A native of Cincinnati, Ohio, Dr. Sellers attended Howard University where he earned All-America honors in football. After graduating cum laude with a bachelor's of science degree in psychology in 1985, he went on to earn a Ph.D. in personality psychology from the University of Michigan in 1990. Following his graduate work, Dr. Sellers served as an Assistant and an Associate professor in the Department of Psychology at the University of Virginia. In 1997, Dr. Sellers returned to the University of Michigan to continue his research and teaching efforts. He served four years as the Associate Chair of the Department of Psychology at the University of Michigan before serving as Department Chair from 2011-2014.
Dr. Sellers’ primary research activities have focused on the role of race in the psychological lives of African Americans. He and his students have developed a conceptual and empirical model of African American racial identity. The model has been used by a number of researchers in the field to understand the heterogeneity in the significance and meaning that African Americans place on race in defining themselves. Dr. Sellers and his students have also investigated the processes by which African American parents transmit messages about race to their children. Finally, his research has examined the ways in which African Americans suffer from and often cope with experiences of racial discrimination. Over the years, he and his graduate students have published extensively on the topic. In addition to his research on the role of race in the lives of African Americans, Dr. Sellers has frequently published research examining the life experiences of student-athletes. He is also one of the founders of the Center for the Study of Black Youth in Context. The center conducts state-of-the-art, action-oriented research on the healthy development of African American youth as well as provides an important training ground for future researchers.

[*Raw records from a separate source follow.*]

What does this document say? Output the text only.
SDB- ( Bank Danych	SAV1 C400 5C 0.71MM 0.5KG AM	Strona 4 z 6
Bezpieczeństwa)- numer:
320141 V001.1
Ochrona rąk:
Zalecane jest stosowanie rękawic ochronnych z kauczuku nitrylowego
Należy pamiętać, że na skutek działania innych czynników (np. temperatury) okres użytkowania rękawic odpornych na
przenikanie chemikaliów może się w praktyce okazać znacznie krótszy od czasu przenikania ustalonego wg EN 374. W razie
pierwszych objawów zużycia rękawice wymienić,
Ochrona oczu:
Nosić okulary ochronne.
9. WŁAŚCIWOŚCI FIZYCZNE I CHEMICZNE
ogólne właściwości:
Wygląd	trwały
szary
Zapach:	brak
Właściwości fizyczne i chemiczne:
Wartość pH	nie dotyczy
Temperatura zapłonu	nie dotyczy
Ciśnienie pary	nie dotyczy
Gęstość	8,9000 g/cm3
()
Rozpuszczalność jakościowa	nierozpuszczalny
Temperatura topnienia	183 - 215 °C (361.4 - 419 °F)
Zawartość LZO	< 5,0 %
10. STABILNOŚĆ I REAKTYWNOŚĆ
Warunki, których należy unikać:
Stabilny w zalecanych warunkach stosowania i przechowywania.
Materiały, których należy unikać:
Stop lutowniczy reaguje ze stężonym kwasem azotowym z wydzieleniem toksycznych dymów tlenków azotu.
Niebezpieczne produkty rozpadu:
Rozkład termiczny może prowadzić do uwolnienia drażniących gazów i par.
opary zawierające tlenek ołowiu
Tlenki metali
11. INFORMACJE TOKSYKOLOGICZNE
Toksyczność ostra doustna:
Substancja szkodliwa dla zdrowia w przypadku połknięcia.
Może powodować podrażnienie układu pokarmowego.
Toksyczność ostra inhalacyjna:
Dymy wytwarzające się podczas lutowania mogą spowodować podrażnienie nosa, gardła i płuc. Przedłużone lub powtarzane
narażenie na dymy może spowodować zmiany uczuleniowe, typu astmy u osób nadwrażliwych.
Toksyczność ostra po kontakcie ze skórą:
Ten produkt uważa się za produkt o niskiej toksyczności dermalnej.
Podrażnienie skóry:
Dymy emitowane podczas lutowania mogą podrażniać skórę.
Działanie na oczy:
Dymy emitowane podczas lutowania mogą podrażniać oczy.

Dr. Sellers has received significant recognition for his research and teaching. He is a past President of the Society for the Psychological Study of Ethnic Minority Issues (Division 45 of the American Psychological Association). He is a fellow of Division 8 (Society for Personality and Social Psychology) and Division 45 (Society for the Psychological Study of Culture, Ethnicity, and Race) of the American Psychological Association as well as a fellow of the Association for Psychological Science. He also won numerous honors and awards including the Theodore Millon Mid-Career Award in Personality Psychology from the American Psychological Foundation, the American Psychological Association Minority Fellowship Program Research Achievement Award, and the APAGS Kenneth & Mamie Clark Award for Outstanding Contribution to the Professional Development of Ethnic Minority Graduate Students.